Falcon won't try to recover from multithreading errors done by the scripts. This means that an ill designed script can deadlock, mess up embedding application data and break in the most funny ways. If a script deadlocks, you won't be able to destroy its VM from an application and recover its resources; when a multithreaing thing (real full system level MT) in your application goes wild, your application is done for good. This even if the thing is a script encapsulated in a scripting engine.
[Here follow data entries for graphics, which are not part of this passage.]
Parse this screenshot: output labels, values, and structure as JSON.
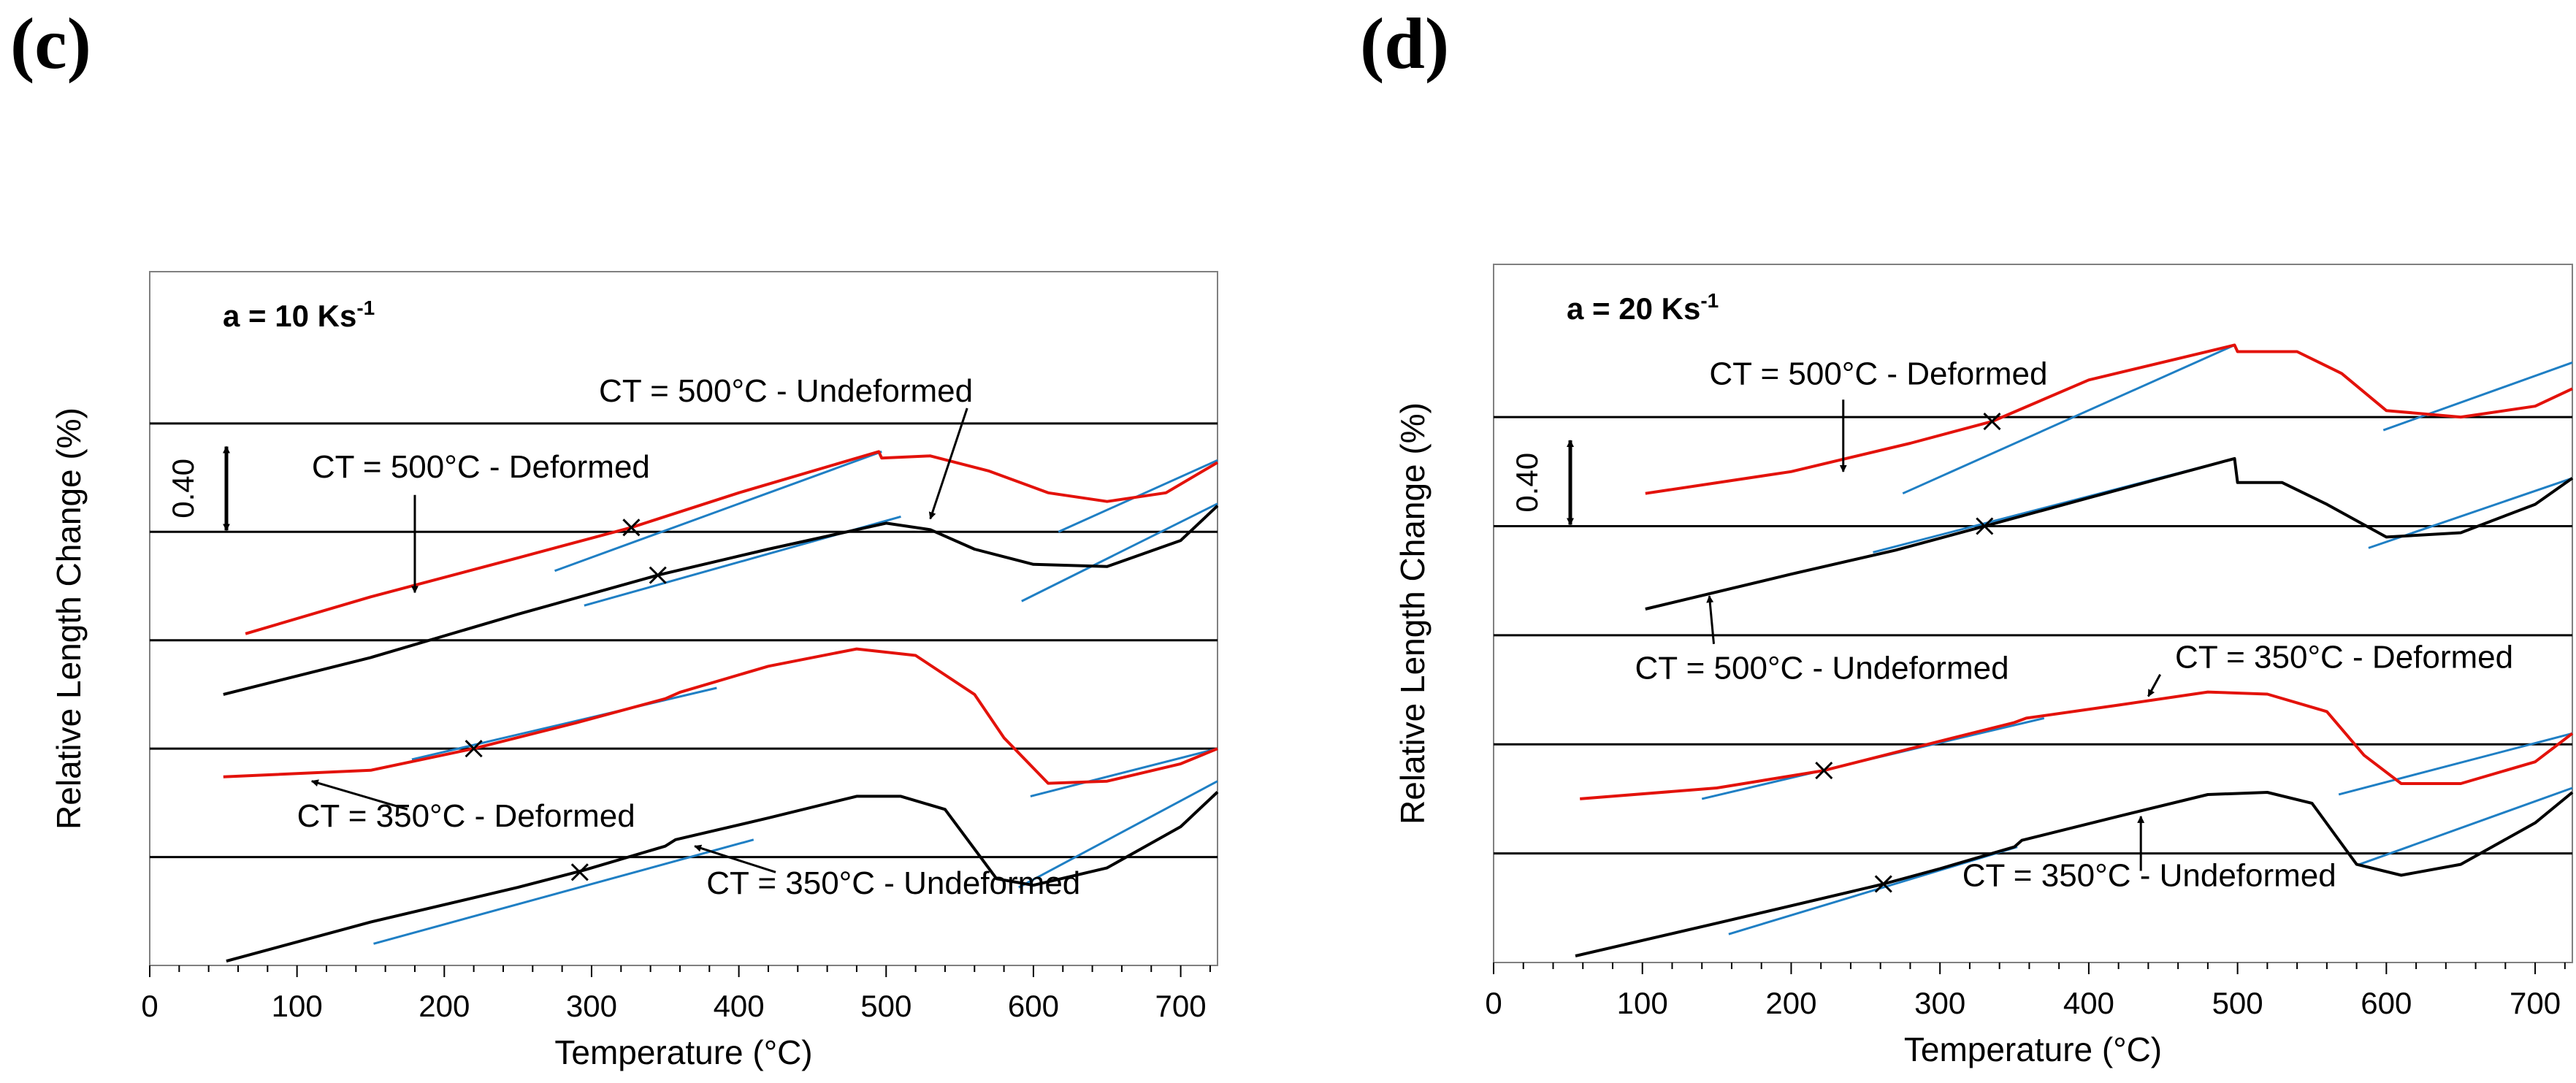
{
  "panels": {
    "c": {
      "label": "(c)"
    },
    "d": {
      "label": "(d)"
    }
  },
  "chart_data": [
    {
      "type": "line",
      "panel": "(c)",
      "annotation": "a = 10 Ks",
      "annotation_sup": "-1",
      "xlabel": "Temperature (°C)",
      "ylabel": "Relative Length Change (%)",
      "xlim": [
        0,
        725
      ],
      "ylim": [
        0,
        3.2
      ],
      "xticks": [
        0,
        100,
        200,
        300,
        400,
        500,
        600,
        700
      ],
      "scale_bar": {
        "label": "0.40",
        "y_from": 2.0,
        "y_to": 2.4
      },
      "baselines": [
        0.5,
        1.0,
        1.5,
        2.0,
        2.5
      ],
      "series": [
        {
          "name": "CT = 500°C - Deformed",
          "color": "#e3120b",
          "x": [
            65,
            150,
            250,
            327,
            400,
            495,
            497,
            530,
            570,
            610,
            650,
            690,
            725
          ],
          "y": [
            1.53,
            1.7,
            1.88,
            2.02,
            2.18,
            2.37,
            2.34,
            2.35,
            2.28,
            2.18,
            2.14,
            2.18,
            2.32
          ]
        },
        {
          "name": "CT = 500°C - Undeformed",
          "color": "#000000",
          "x": [
            50,
            150,
            250,
            345,
            420,
            500,
            530,
            560,
            600,
            650,
            700,
            725
          ],
          "y": [
            1.25,
            1.42,
            1.62,
            1.8,
            1.92,
            2.04,
            2.01,
            1.92,
            1.85,
            1.84,
            1.96,
            2.12
          ]
        },
        {
          "name": "CT = 350°C - Deformed",
          "color": "#e3120b",
          "x": [
            50,
            150,
            220,
            290,
            350,
            360,
            420,
            480,
            520,
            560,
            580,
            610,
            650,
            700,
            725
          ],
          "y": [
            0.87,
            0.9,
            1.0,
            1.12,
            1.23,
            1.26,
            1.38,
            1.46,
            1.43,
            1.25,
            1.05,
            0.84,
            0.85,
            0.93,
            1.0
          ]
        },
        {
          "name": "CT = 350°C - Undeformed",
          "color": "#000000",
          "x": [
            52,
            150,
            250,
            295,
            350,
            357,
            420,
            480,
            510,
            540,
            575,
            600,
            650,
            700,
            725
          ],
          "y": [
            0.02,
            0.2,
            0.36,
            0.44,
            0.55,
            0.58,
            0.68,
            0.78,
            0.78,
            0.72,
            0.4,
            0.37,
            0.45,
            0.64,
            0.8
          ]
        }
      ],
      "tangent_lines": [
        {
          "x": [
            275,
            497
          ],
          "y": [
            1.82,
            2.37
          ]
        },
        {
          "x": [
            295,
            510
          ],
          "y": [
            1.66,
            2.07
          ]
        },
        {
          "x": [
            178,
            385
          ],
          "y": [
            0.95,
            1.28
          ]
        },
        {
          "x": [
            152,
            410
          ],
          "y": [
            0.1,
            0.58
          ]
        },
        {
          "x": [
            617,
            725
          ],
          "y": [
            2.0,
            2.33
          ]
        },
        {
          "x": [
            592,
            725
          ],
          "y": [
            1.68,
            2.13
          ]
        },
        {
          "x": [
            598,
            725
          ],
          "y": [
            0.78,
            1.0
          ]
        },
        {
          "x": [
            590,
            725
          ],
          "y": [
            0.36,
            0.85
          ]
        }
      ],
      "markers": [
        {
          "x": 327,
          "y": 2.02
        },
        {
          "x": 345,
          "y": 1.8
        },
        {
          "x": 220,
          "y": 1.0
        },
        {
          "x": 292,
          "y": 0.43
        }
      ],
      "annotations": [
        {
          "text": "CT = 500°C - Undeformed",
          "tx": 305,
          "ty": 2.6,
          "ax1": 555,
          "ay1": 2.57,
          "ax2": 530,
          "ay2": 2.06
        },
        {
          "text": "CT = 500°C - Deformed",
          "tx": 110,
          "ty": 2.25,
          "ax1": 180,
          "ay1": 2.17,
          "ax2": 180,
          "ay2": 1.72
        },
        {
          "text": "CT = 350°C - Deformed",
          "tx": 100,
          "ty": 0.64,
          "ax1": 175,
          "ay1": 0.72,
          "ax2": 110,
          "ay2": 0.85
        },
        {
          "text": "CT = 350°C - Undeformed",
          "tx": 378,
          "ty": 0.33,
          "ax1": 425,
          "ay1": 0.43,
          "ax2": 370,
          "ay2": 0.55
        }
      ]
    },
    {
      "type": "line",
      "panel": "(d)",
      "annotation": "a = 20 Ks",
      "annotation_sup": "-1",
      "xlabel": "Temperature (°C)",
      "ylabel": "Relative Length Change (%)",
      "xlim": [
        0,
        725
      ],
      "ylim": [
        0,
        3.2
      ],
      "xticks": [
        0,
        100,
        200,
        300,
        400,
        500,
        600,
        700
      ],
      "scale_bar": {
        "label": "0.40",
        "y_from": 2.0,
        "y_to": 2.4
      },
      "baselines": [
        0.5,
        1.0,
        1.5,
        2.0,
        2.5
      ],
      "series": [
        {
          "name": "CT = 500°C - Deformed",
          "color": "#e3120b",
          "x": [
            102,
            200,
            280,
            335,
            400,
            498,
            500,
            540,
            570,
            600,
            650,
            700,
            725
          ],
          "y": [
            2.15,
            2.25,
            2.38,
            2.48,
            2.67,
            2.83,
            2.8,
            2.8,
            2.7,
            2.53,
            2.5,
            2.55,
            2.63
          ]
        },
        {
          "name": "CT = 500°C - Undeformed",
          "color": "#000000",
          "x": [
            102,
            200,
            270,
            330,
            400,
            498,
            500,
            530,
            560,
            600,
            650,
            700,
            725
          ],
          "y": [
            1.62,
            1.78,
            1.89,
            2.0,
            2.13,
            2.31,
            2.2,
            2.2,
            2.1,
            1.95,
            1.97,
            2.1,
            2.22
          ]
        },
        {
          "name": "CT = 350°C - Deformed",
          "color": "#e3120b",
          "x": [
            58,
            150,
            222,
            280,
            350,
            358,
            420,
            480,
            520,
            560,
            585,
            610,
            650,
            700,
            725
          ],
          "y": [
            0.75,
            0.8,
            0.88,
            0.98,
            1.1,
            1.12,
            1.18,
            1.24,
            1.23,
            1.15,
            0.95,
            0.82,
            0.82,
            0.92,
            1.05
          ]
        },
        {
          "name": "CT = 350°C - Undeformed",
          "color": "#000000",
          "x": [
            55,
            150,
            262,
            300,
            350,
            355,
            420,
            480,
            520,
            550,
            580,
            610,
            650,
            700,
            725
          ],
          "y": [
            0.03,
            0.18,
            0.36,
            0.43,
            0.53,
            0.56,
            0.67,
            0.77,
            0.78,
            0.73,
            0.45,
            0.4,
            0.45,
            0.64,
            0.78
          ]
        }
      ],
      "tangent_lines": [
        {
          "x": [
            275,
            498
          ],
          "y": [
            2.15,
            2.83
          ]
        },
        {
          "x": [
            255,
            498
          ],
          "y": [
            1.88,
            2.31
          ]
        },
        {
          "x": [
            140,
            370
          ],
          "y": [
            0.75,
            1.12
          ]
        },
        {
          "x": [
            158,
            352
          ],
          "y": [
            0.13,
            0.53
          ]
        },
        {
          "x": [
            598,
            725
          ],
          "y": [
            2.44,
            2.75
          ]
        },
        {
          "x": [
            588,
            725
          ],
          "y": [
            1.9,
            2.22
          ]
        },
        {
          "x": [
            568,
            725
          ],
          "y": [
            0.77,
            1.05
          ]
        },
        {
          "x": [
            582,
            725
          ],
          "y": [
            0.45,
            0.8
          ]
        }
      ],
      "markers": [
        {
          "x": 335,
          "y": 2.48
        },
        {
          "x": 330,
          "y": 2.0
        },
        {
          "x": 222,
          "y": 0.88
        },
        {
          "x": 262,
          "y": 0.36
        }
      ],
      "annotations": [
        {
          "text": "CT = 500°C - Deformed",
          "tx": 145,
          "ty": 2.65,
          "ax1": 235,
          "ay1": 2.58,
          "ax2": 235,
          "ay2": 2.25
        },
        {
          "text": "CT = 500°C - Undeformed",
          "tx": 95,
          "ty": 1.3,
          "ax1": 148,
          "ay1": 1.46,
          "ax2": 145,
          "ay2": 1.68
        },
        {
          "text": "CT = 350°C - Deformed",
          "tx": 458,
          "ty": 1.35,
          "ax1": 448,
          "ay1": 1.32,
          "ax2": 440,
          "ay2": 1.22
        },
        {
          "text": "CT = 350°C - Undeformed",
          "tx": 315,
          "ty": 0.35,
          "ax1": 435,
          "ay1": 0.42,
          "ax2": 435,
          "ay2": 0.67
        }
      ]
    }
  ]
}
Also, this is not just unavoidable (don't believe in who says it can be avoided), but also desirable. When a MT problem happens, this leaves (or may have leaved) the application in an unconsistent state, an thus it may create errors in other parts of the application, or produce inconsistent results. If the application forcefully clears the inconsistent status of the MT sublayer, i.e. by forcefully releasing a mutex in deadlocked state, this has an high (and unmanageable) change to cause an unforecastable and possibly undetectable error somewhere else.
As an example, think of a generic algorithm that locks a mutex, changes the name and the surname in a record and unlocks the mutex. Just, let's suppose we are able to change the name, but the surname is too long and the update method raises an exception. With automatic unlock, we'd have something like the following:
// this is pseudo code; we're using a java/c# like syntax void updateRecord( String name, String surname ) throws something { AutoLock locker( this.mutex ); this.setName( name ); this.setSurname( surname ); // throws the exception. }
In the above example we ipotized an AutoLock class that locks a mutex, then unlocks it at stack unroll.
Now, that guard ensure that we release the mutex at function exit, no matter how it exits. Pitifully, it can't grant data to be consistent. In example, we may have set our record to a new name, "Adam aVeryVeryLongStrangerSurname", and get the exception on the surname. Adam will be stored, and we'll have something as an unexistent "Adam Smith" in our database. We broken our data, and we may know that much later, in example when Mr. aVeryVeryLong...etc, our boss, fires us because we didn't send him his montly wage payroll, but "yo, ye mutex is unlocked"!
Of course, we could have gotten the exception and fix things; but while we were fixing things we may also have properly released the mutex when it was consistent to do it.
But the point is another. If we made such an error as forgetting to take care of the dirty record above, then the most immediate and effective diagniostic is that of being locked on it. Compare the above with this code:
// this is pseudo code; we're using a java/c# like syntax void updateRecord( String name, String surname ) throws something { this.mutex.lock(); this.setName( name ); this.setSurname( surname ); // throws the exception. this.mutex.unlock(); }
The logic error is the same as above. We have broken the name, but now the MT layer is in inconsistent state, and the next lock to the mutex will cause the application to deadlock. Provided mutexes are used rationally, this means that we'll have a clear indication of what appened in the early stages of development.
Everyone forgets to unlock mutexes, at spots, and when it happens it hurts, because you feel like an idiot. Feeling like an idiot is the worst thing for a programmer. This is very probably the reason why such automatic one-line savers have been invented. However, clearing the MT layer status without being able to be sure that the application built on the MT layer is clear too is a very dangerous operation.
As such, Falcon doesn't provide it. If you acquire a synchronized structure you have to explicitly release it, or it won't be available for others to be acquired again. This is because it would be impossible, for Falcon, to know which part of the application state has been left inconsistent together with the synchronization structure. If Falcon release a shared resource in behalf of a failing thread, this may cause other working threads to use the shared data that was half worked and incomplete, and this may lead to disasters that are far worse than deadlock.
The correct approach to MT failures is not that to hide them or to automatically "fix" (hide) them, it is that to cure the program generating them so that they don't happen anymore.
We said that that an ill designed script can deadlock, mess up embedding application data and break in the most funny ways.
This means that embedding applications must be carefull in allowing their scripts to use threads. In case of security sensible applications, the threading module should be pre-loaded by the application and provided only to those scripts that have an administrative or equivalent security level. Only trusted scripts should be allowed to run MT in a production environment.